With the game finished we order a group of taxis to shuttle us down to Knowsley Road, arriving early enough for a quick one in the Black Bull before making our way into the ground & round to the Eddington End. We at least manage to hold out for 8 minutes before Long darts over, from then the only contest in the 1st half is Saints against the clock; Gidley, Meli, Wellens & Gardner add further tries to make it 26-0 with barely half an hour played. Thankfully we keep them out for the remainder of the 1st half.

The 2nd half saw a handful of us head round to the opposite end amongst the Saints fans to try & re-create some of the classic comedy moments from last year's game. Sadly it was never going to be as funny, indeed, our mood darkened about 50 seconds into the 2nd half when Fa'asavalu crashed over for Saints. Mike Bennett added a couple & Roby added another to leave Saints 48-0 up within the hour & a truly embarrassing scoreline appeared to await.

Despite their cruise to victory, it was clear that the average Saints fan still has no sense of humour. As try after try crashed in past us, we struck up a chant of "The Super League, Is upside down, The Super League is upside down, we'll play the Giants at Old Trafford and St Helens are going down". Which prompted various straight-faced scousers to point out that we were far more likely to go down than them. Thanks. For. That.

It actually appeared as if we would have nothing to goon about until with a little over 5 minutes to go, Andy Coley put in a little grubber which he re-gathered to score out wide provoking massive goonage amongst our 8 or 9 hardy souls & a lusty chant of "We're not getting nilled". Still some helpful Saints fans pointed out that we were very likely to still lose the game. I must try & get hold of the local St Helens paper; I can just see the front-page headline now "POPE CAUGHT PRAYING SHOCKER; Pontiff admits to Catholic beliefs".

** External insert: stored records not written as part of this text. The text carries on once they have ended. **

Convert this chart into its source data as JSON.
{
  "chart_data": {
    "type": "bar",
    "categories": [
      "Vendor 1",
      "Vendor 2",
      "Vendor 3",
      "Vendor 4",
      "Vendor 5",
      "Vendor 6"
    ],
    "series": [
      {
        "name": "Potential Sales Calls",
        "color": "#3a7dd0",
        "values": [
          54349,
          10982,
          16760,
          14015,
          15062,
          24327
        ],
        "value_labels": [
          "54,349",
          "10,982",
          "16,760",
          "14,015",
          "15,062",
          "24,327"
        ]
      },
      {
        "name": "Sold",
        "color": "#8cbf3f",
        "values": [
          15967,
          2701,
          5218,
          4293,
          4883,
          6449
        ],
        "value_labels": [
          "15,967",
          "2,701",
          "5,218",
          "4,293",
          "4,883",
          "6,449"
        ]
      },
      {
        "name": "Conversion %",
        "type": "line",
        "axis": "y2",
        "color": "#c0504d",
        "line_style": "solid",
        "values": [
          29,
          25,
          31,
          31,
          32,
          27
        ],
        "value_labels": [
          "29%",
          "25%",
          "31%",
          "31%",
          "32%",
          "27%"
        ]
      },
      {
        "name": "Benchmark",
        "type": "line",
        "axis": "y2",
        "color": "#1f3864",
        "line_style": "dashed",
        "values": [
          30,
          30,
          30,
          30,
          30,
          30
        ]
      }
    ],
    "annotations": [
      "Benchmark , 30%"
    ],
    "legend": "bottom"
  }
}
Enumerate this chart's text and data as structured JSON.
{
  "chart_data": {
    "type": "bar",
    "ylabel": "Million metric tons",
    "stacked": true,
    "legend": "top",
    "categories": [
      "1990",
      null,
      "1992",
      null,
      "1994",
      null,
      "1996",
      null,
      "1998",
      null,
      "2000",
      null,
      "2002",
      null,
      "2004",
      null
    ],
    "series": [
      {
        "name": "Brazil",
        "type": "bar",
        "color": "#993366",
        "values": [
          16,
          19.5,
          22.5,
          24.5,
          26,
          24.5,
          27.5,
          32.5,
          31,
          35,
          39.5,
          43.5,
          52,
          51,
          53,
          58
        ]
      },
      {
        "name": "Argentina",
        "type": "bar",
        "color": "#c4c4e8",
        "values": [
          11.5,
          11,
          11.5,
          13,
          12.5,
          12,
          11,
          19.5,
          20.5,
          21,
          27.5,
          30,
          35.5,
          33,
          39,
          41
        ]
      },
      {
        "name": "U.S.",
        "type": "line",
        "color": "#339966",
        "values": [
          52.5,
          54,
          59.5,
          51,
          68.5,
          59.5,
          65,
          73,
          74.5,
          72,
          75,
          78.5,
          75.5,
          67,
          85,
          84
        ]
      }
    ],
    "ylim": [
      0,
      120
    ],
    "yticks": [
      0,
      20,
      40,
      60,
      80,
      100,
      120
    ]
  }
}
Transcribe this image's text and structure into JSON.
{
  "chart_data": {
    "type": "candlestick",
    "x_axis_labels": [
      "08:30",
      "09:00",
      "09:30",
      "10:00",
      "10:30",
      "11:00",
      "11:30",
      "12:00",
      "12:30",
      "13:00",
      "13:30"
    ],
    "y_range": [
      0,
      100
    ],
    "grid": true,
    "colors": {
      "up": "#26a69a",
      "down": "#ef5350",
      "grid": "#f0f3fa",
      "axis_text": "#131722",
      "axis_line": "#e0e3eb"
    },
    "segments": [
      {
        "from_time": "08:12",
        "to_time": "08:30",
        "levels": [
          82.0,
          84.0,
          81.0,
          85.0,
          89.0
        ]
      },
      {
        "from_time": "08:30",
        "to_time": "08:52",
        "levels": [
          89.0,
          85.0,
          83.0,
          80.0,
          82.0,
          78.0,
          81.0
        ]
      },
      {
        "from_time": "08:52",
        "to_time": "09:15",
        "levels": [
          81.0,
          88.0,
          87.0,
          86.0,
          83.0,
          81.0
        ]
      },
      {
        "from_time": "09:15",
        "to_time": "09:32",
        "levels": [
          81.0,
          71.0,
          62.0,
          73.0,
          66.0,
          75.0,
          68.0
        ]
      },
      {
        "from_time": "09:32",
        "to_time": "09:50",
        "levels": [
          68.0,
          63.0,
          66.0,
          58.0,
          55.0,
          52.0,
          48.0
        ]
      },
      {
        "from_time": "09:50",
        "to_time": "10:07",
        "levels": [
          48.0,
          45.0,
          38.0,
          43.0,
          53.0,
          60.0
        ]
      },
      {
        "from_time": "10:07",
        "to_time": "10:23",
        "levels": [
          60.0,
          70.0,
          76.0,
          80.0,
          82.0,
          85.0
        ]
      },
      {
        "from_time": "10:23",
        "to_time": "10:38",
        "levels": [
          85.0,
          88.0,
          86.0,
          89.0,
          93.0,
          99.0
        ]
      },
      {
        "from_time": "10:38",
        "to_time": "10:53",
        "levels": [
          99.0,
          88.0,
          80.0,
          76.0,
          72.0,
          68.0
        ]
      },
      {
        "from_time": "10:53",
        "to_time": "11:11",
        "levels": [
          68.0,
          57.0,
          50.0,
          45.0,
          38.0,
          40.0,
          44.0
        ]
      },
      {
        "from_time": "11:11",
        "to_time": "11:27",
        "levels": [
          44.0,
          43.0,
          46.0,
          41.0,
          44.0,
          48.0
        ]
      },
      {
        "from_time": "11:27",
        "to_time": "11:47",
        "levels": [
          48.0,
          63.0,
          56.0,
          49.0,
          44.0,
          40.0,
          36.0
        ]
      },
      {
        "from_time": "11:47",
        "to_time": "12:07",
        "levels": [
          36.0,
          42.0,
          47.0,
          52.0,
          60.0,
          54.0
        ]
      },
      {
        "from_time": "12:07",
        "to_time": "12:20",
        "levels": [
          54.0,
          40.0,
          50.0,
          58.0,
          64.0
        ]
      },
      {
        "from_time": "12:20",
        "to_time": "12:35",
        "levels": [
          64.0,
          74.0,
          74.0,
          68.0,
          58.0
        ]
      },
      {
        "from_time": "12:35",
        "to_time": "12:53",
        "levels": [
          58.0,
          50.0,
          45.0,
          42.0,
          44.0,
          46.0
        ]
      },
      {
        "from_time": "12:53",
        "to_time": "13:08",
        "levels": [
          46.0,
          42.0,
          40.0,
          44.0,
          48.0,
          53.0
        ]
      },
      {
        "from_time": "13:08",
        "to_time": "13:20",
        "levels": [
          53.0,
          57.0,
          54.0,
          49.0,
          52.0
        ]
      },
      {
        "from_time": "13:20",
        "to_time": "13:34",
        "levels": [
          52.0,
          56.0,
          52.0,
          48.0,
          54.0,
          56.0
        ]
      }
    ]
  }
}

After the match the boys head out to Lea Green to take residency in the boozer while I head into the Black Bull to meet up with Nic & discuss quite how things have gotten as bad as this. To make matters worse Warrington have rolled over at home to Huddersfield & we are now firmly ensconced in the mire. We order taxis to the Glass House and when a couple of Warrington fans arrive in the pub our feelings are made perfectly clear to them. Next step is a cellar bar which has without doubt the most rank toilets in the world. They are minging & it's difficult to get the smell out of your nostrils for the rest of the evening, causing Ray to have a right rant at the poor barmaid on the way out.

A couple more pub stops in St Helens and then a train to Wigan for a few more pints while a tedious goalless draw between Charlton & some other Premiership no-marks goes on in the background before getting a kebab & a train back home. As we head through Bolton Ray suddenly remembers that Prison Break was on TV tonight and a few of us groan on realising we've missed it. This prompts Jay to inform us that the only programme he hates to miss is The Bill which provokes much laughter & piss-taking from all around. Jay's indignant responses to such jocularity suggest that we have touched a nerve & that in his eyes, no-one disrespects The Bill.

A long wait in the freezing cold for a taxi back from Salford Crescent just about puts a top-hat on a thoroughly miserable Easter weekend. At least we have a few winnable games to come now which should hopefully lift the gloom.